这话唐墨听到一半,脸上就已经忍不住露出了笑容,这也太好了吧?
“不行!”坐在一旁的商务厅负责人开口道:“这么做是典型的国有资产的流失,一定要做到权责同等。”
“没错,这件事儿上我们国企是不能吃亏的。”贾银平接过话头道:“现在不是在场的任何一个人跟你在谈,是整个沪市在跟你谈。”
房总本来想着,这场会议也就是走个过场,说到底不就是贾银平给自己人找点油水而已,可现在的情况让他有些发懵,他好像对自己人也比较狠。
“唐总我是了解的,天马集团我也了解,你们是不差钱的,对吧?”贾银平接着说道:“这些钱去哪儿建设都是建设,不如建设国内,到时候就算企业出问题了,那些信号塔又没长腿,跑不了的。”
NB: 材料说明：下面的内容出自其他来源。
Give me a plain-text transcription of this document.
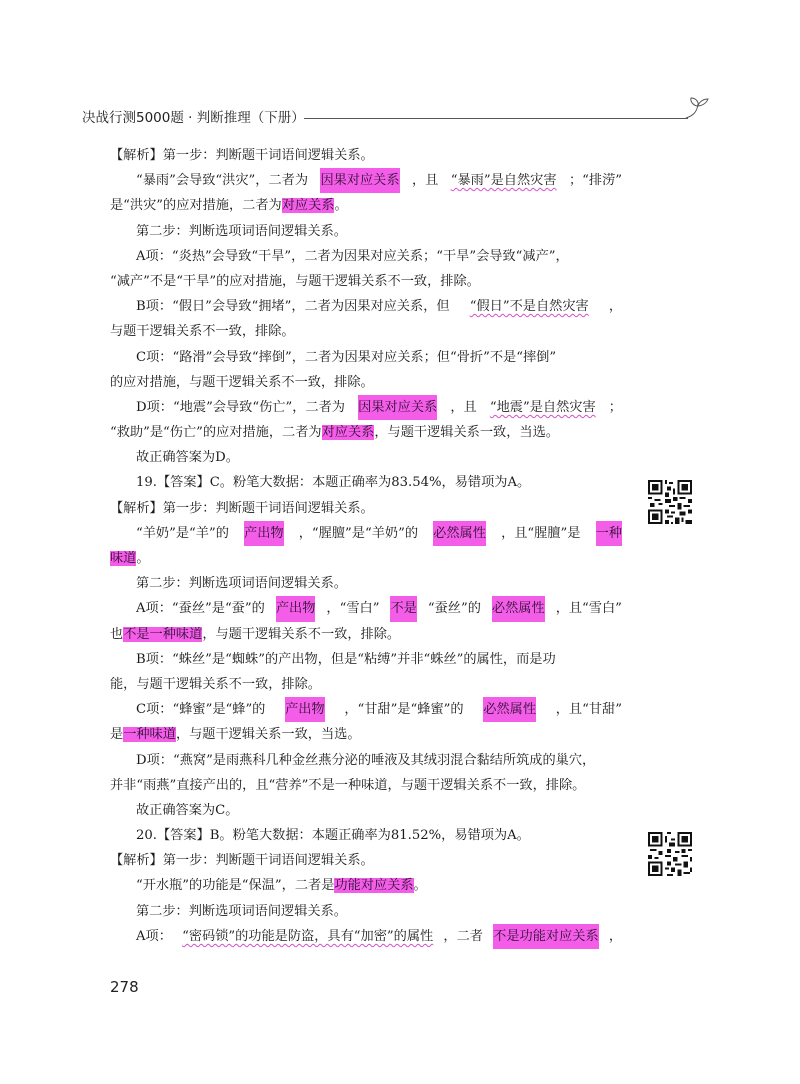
决战行测5000题 · 判断推理（下册）
【解析】第一步：判断题干词语间逻辑关系。
“暴雨”会导致“洪灾”，二者为 因果对应关系 ，且 “暴雨”是自然灾害 ；“排涝”
是“洪灾”的应对措施，二者为对应关系。
第二步：判断选项词语间逻辑关系。
A项：“炎热”会导致“干旱”，二者为因果对应关系；“干旱”会导致“减产”，
“减产”不是“干旱”的应对措施，与题干逻辑关系不一致，排除。
B项：“假日”会导致“拥堵”，二者为因果对应关系，但 “假日”不是自然灾害 ，
与题干逻辑关系不一致，排除。
C项：“路滑”会导致“摔倒”，二者为因果对应关系；但“骨折”不是“摔倒”
的应对措施，与题干逻辑关系不一致，排除。
D项：“地震”会导致“伤亡”，二者为 因果对应关系 ，且 “地震”是自然灾害 ；
“救助”是“伤亡”的应对措施，二者为对应关系，与题干逻辑关系一致，当选。
故正确答案为D。
19.【答案】C。粉笔大数据：本题正确率为83.54%，易错项为A。
【解析】第一步：判断题干词语间逻辑关系。
“羊奶”是“羊”的 产出物 ，“腥膻”是“羊奶”的 必然属性 ，且“腥膻”是 一种
味道。
第二步：判断选项词语间逻辑关系。
A项：“蚕丝”是“蚕”的 产出物 ，“雪白” 不是 “蚕丝”的 必然属性 ，且“雪白”
也不是一种味道，与题干逻辑关系不一致，排除。
B项：“蛛丝”是“蜘蛛”的产出物，但是“粘缚”并非“蛛丝”的属性，而是功
能，与题干逻辑关系不一致，排除。
C项：“蜂蜜”是“蜂”的 产出物 ，“甘甜”是“蜂蜜”的 必然属性 ，且“甘甜”
是一种味道，与题干逻辑关系一致，当选。
D项：“燕窝”是雨燕科几种金丝燕分泌的唾液及其绒羽混合黏结所筑成的巢穴，
并非“雨燕”直接产出的，且“营养”不是一种味道，与题干逻辑关系不一致，排除。
故正确答案为C。
20.【答案】B。粉笔大数据：本题正确率为81.52%，易错项为A。
【解析】第一步：判断题干词语间逻辑关系。
“开水瓶”的功能是“保温”，二者是功能对应关系。
第二步：判断选项词语间逻辑关系。
A项： “密码锁”的功能是防盗，具有“加密”的属性 ，二者 不是功能对应关系 ，
278
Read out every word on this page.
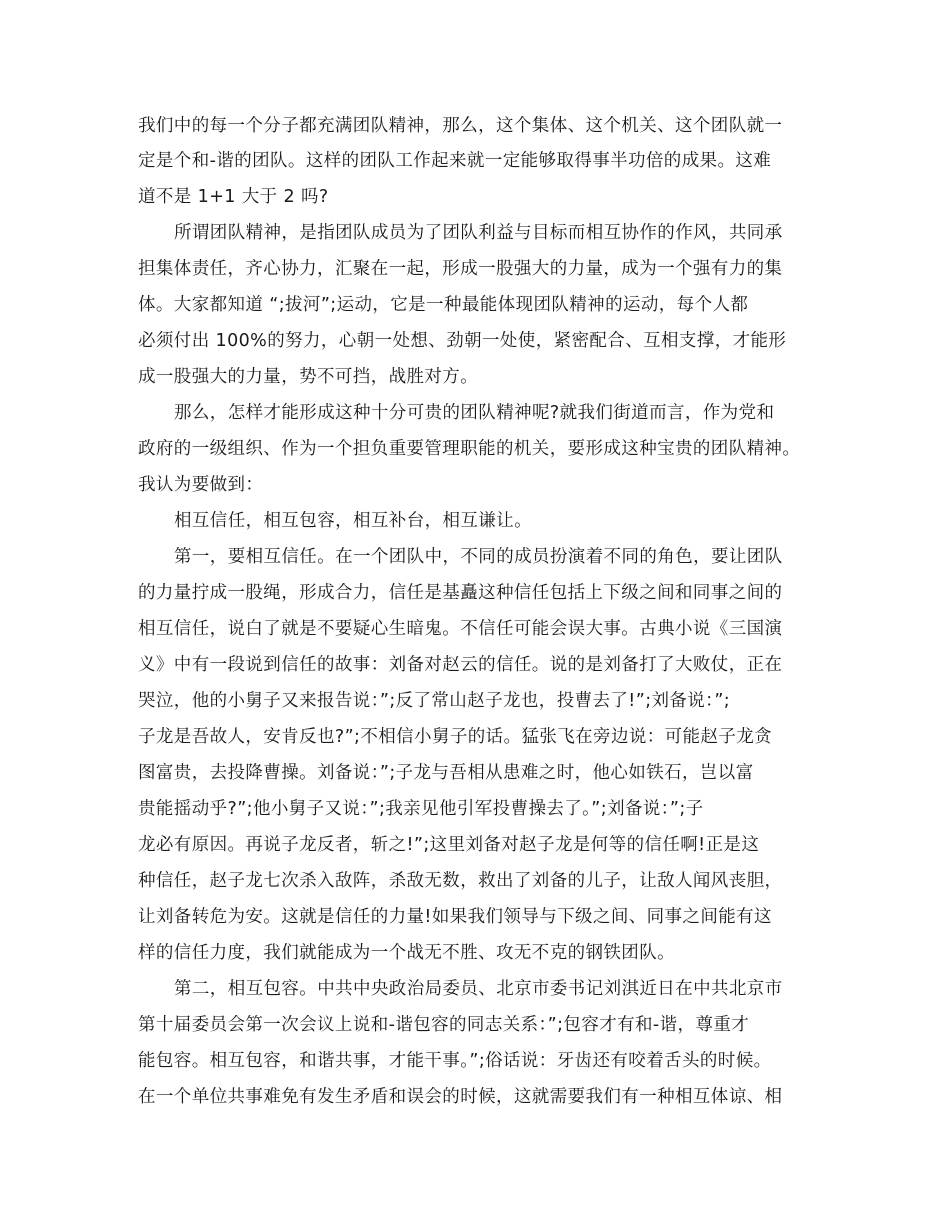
我们中的每一个分子都充满团队精神，那么，这个集体、这个机关、这个团队就一
定是个和-谐的团队。这样的团队工作起来就一定能够取得事半功倍的成果。这难
道不是 1+1 大于 2 吗?
所谓团队精神，是指团队成员为了团队利益与目标而相互协作的作风，共同承
担集体责任，齐心协力，汇聚在一起，形成一股强大的力量，成为一个强有力的集
体。大家都知道 “;拔河”;运动，它是一种最能体现团队精神的运动，每个人都
必须付出 100%的努力，心朝一处想、劲朝一处使，紧密配合、互相支撑，才能形
成一股强大的力量，势不可挡，战胜对方。
那么，怎样才能形成这种十分可贵的团队精神呢?就我们街道而言，作为党和
政府的一级组织、作为一个担负重要管理职能的机关，要形成这种宝贵的团队精神。
我认为要做到：
相互信任，相互包容，相互补台，相互谦让。
第一，要相互信任。在一个团队中，不同的成员扮演着不同的角色，要让团队
的力量拧成一股绳，形成合力，信任是基矗这种信任包括上下级之间和同事之间的
相互信任，说白了就是不要疑心生暗鬼。不信任可能会误大事。古典小说《三国演
义》中有一段说到信任的故事：刘备对赵云的信任。说的是刘备打了大败仗，正在
哭泣，他的小舅子又来报告说：”;反了常山赵子龙也，投曹去了!”;刘备说：”;
子龙是吾故人，安肯反也?”;不相信小舅子的话。猛张飞在旁边说：可能赵子龙贪
图富贵，去投降曹操。刘备说：”;子龙与吾相从患难之时，他心如铁石，岂以富
贵能摇动乎?”;他小舅子又说：”;我亲见他引军投曹操去了。”;刘备说：”;子
龙必有原因。再说子龙反者，斩之!”;这里刘备对赵子龙是何等的信任啊!正是这
种信任，赵子龙七次杀入敌阵，杀敌无数，救出了刘备的儿子，让敌人闻风丧胆，
让刘备转危为安。这就是信任的力量!如果我们领导与下级之间、同事之间能有这
样的信任力度，我们就能成为一个战无不胜、攻无不克的钢铁团队。
第二，相互包容。中共中央政治局委员、北京市委书记刘淇近日在中共北京市
第十届委员会第一次会议上说和-谐包容的同志关系：”;包容才有和-谐，尊重才
能包容。相互包容，和谐共事，才能干事。”;俗话说：牙齿还有咬着舌头的时候。
在一个单位共事难免有发生矛盾和误会的时候，这就需要我们有一种相互体谅、相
这回轮到唐墨懵逼了,看着贾银平,怎么感觉他一副吃老财主的样子。
“您不能这么说,生意归生意,再说了,我们不能假定我的企业倒闭,或者卖掉啊,我也是要以整个集团的利益为主的。”唐墨急忙道。
“你是我们国家的人吗?没移民吧?”贾银平追问道。
“没有啊!”
“这不就结了,为咱们同胞老百姓搞基础建设,多好的事儿?所以啊,我认为这个合资公司,天马集团出九成,邮电集团出一成,股权呢,天马占据百分之五十一,这一点我们照顾一下你,十年的合作期,这十年的时间里,你们要把本地的信号塔覆盖率再翻两倍,监管权呢,归市里,怎么样?”贾银平说出了心里的想法。